Autant-Lara en usant de l’humour pour adoucir son propos expose les choses comme elles se sont plus vraisemblablement passées, sans manichéisme et avec une réelle empathie pour la nature humaine qui est intrinsèquement duale
comme le montre très bien la jeune femme interprétée par Anouk Ferjac qui alors que les deux « contrebandiers » redoutent de se faire arrêter par une troupe allemande les entraîne sous le porche de son immeuble cossu les croyant résistants puis découvrant qu’ils ne sont en réalité que deux porteurs de valise se livrant au marché noir, se déclare tout de go intéressée par le jambon qu’ils transportent
. Ainsi va la vie, faite de toutes ses contradictions nous rappelle un Claude Autant-Lara les yeux grands ouverts. Pour vraiment aimer les gens il ne faut pas les idéaliser car alors la misanthropie guette.
Jean Gabin et Bourvil parfaits tous les deux expriment à travers leurs personnages la différence de perception de la réalité souvent induite par la classe sociale à laquelle chacun appartient. Marcel Martin (Bourvil) chauffeur de taxi au chômage possiblement candidat au STO le rappelle souvent à Grandgil, artiste peintre renommé qui sachant qu’il risque sans doute moins dans cette escapade nocturne peut s’encanailler à bon compte. Une différence de statut qui se prolonge bien sûr après la guerre comme l’indique assez clairement la fin qu’Autant-Lara se refusait d’inclure dans la version finale.

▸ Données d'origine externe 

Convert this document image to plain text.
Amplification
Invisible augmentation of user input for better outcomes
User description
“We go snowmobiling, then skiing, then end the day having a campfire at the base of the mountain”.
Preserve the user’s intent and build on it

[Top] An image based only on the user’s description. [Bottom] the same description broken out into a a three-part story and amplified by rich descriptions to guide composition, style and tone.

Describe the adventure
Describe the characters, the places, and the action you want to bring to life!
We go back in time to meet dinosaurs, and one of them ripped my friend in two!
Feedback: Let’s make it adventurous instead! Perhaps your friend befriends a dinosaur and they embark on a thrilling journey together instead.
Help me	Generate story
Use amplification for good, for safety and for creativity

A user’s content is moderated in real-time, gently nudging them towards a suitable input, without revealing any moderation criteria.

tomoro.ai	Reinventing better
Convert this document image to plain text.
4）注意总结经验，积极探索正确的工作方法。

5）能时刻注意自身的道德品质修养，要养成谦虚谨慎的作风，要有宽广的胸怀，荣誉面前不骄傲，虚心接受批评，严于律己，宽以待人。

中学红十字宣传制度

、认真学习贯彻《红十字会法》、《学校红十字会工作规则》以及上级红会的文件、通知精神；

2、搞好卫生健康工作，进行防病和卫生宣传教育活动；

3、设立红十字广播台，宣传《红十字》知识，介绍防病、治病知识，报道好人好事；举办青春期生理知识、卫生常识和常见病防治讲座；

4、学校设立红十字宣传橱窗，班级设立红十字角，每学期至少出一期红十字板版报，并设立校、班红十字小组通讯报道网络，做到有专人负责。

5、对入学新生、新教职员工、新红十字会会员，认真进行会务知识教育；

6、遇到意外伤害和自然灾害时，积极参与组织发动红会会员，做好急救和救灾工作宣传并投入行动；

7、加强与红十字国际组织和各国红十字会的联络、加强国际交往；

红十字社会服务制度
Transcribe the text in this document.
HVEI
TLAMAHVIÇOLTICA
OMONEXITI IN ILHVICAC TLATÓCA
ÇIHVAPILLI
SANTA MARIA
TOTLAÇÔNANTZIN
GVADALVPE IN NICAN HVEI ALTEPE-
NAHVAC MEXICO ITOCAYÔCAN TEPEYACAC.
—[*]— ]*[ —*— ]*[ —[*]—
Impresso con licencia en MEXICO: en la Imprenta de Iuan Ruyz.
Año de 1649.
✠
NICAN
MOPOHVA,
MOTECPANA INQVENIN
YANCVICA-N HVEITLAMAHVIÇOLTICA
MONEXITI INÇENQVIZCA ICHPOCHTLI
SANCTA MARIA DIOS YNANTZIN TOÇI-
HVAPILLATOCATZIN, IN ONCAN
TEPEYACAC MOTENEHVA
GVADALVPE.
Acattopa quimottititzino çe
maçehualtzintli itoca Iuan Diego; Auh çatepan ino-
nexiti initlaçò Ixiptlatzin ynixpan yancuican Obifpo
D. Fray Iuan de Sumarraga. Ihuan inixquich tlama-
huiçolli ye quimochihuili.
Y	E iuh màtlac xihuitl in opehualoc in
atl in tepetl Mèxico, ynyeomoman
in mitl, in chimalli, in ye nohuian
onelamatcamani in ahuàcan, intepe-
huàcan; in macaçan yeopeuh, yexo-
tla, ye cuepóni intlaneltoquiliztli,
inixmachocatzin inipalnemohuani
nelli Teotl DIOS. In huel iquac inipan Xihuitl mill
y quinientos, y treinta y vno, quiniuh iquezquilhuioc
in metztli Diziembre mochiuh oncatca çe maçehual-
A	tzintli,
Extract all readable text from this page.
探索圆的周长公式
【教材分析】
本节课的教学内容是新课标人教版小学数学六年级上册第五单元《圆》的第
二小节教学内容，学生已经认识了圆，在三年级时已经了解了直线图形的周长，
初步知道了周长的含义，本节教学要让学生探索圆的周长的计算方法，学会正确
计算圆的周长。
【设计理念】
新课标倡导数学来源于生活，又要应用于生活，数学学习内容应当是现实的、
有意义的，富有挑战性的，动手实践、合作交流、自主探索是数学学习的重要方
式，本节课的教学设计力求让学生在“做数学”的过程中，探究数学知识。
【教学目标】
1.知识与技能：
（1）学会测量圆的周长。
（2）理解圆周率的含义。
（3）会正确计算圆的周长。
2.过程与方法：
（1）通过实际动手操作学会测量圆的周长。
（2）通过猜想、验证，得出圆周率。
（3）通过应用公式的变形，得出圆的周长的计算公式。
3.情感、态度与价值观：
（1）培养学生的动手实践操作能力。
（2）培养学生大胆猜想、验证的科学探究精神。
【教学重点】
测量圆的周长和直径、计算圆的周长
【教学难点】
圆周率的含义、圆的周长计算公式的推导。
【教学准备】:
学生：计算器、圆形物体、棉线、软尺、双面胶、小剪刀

Certaines répliques sont restées gravées dans les mémoires comme « Jambier rue de Poliveau ! » ou encore « Salaud de pauvres ! ».
Le film a naturellement été accueilli fraîchement par une certaine critique plus encline à ne retenir que le manquement des élites qui n'était déjà plus à prouver. Mais les spectateurs moins bégueules se sont reconnus dans ce portrait certes parfois un peu sévère mais au fond jamais vraiment méchant et sont allés en masse, voir le film (près de cinq millions de spectateurs dans toute la France). On saluera la prestation de Louis de Funès dont on sent poindre l’éclosion à venir même si elle se fera encore attendre et celle aussi de Georgette Anys et Jean Dunot, les deux bistrotiers infâmes subissant la rage irrépressible de Grandgil. De la qualité française comme celle-là, on aurait aimé en goûter plus souvent ces vingt dernières années. Enfin que dire de Gabin sinon qu’il est parfait dans un registre qu’on ne lui connaissait pas de prime abord, faisant une fois de plus ravaler leur salive à ceux qui ont passé leur temps à scander que le Gabin d’Après-Guerre ne valait plus un kopeck.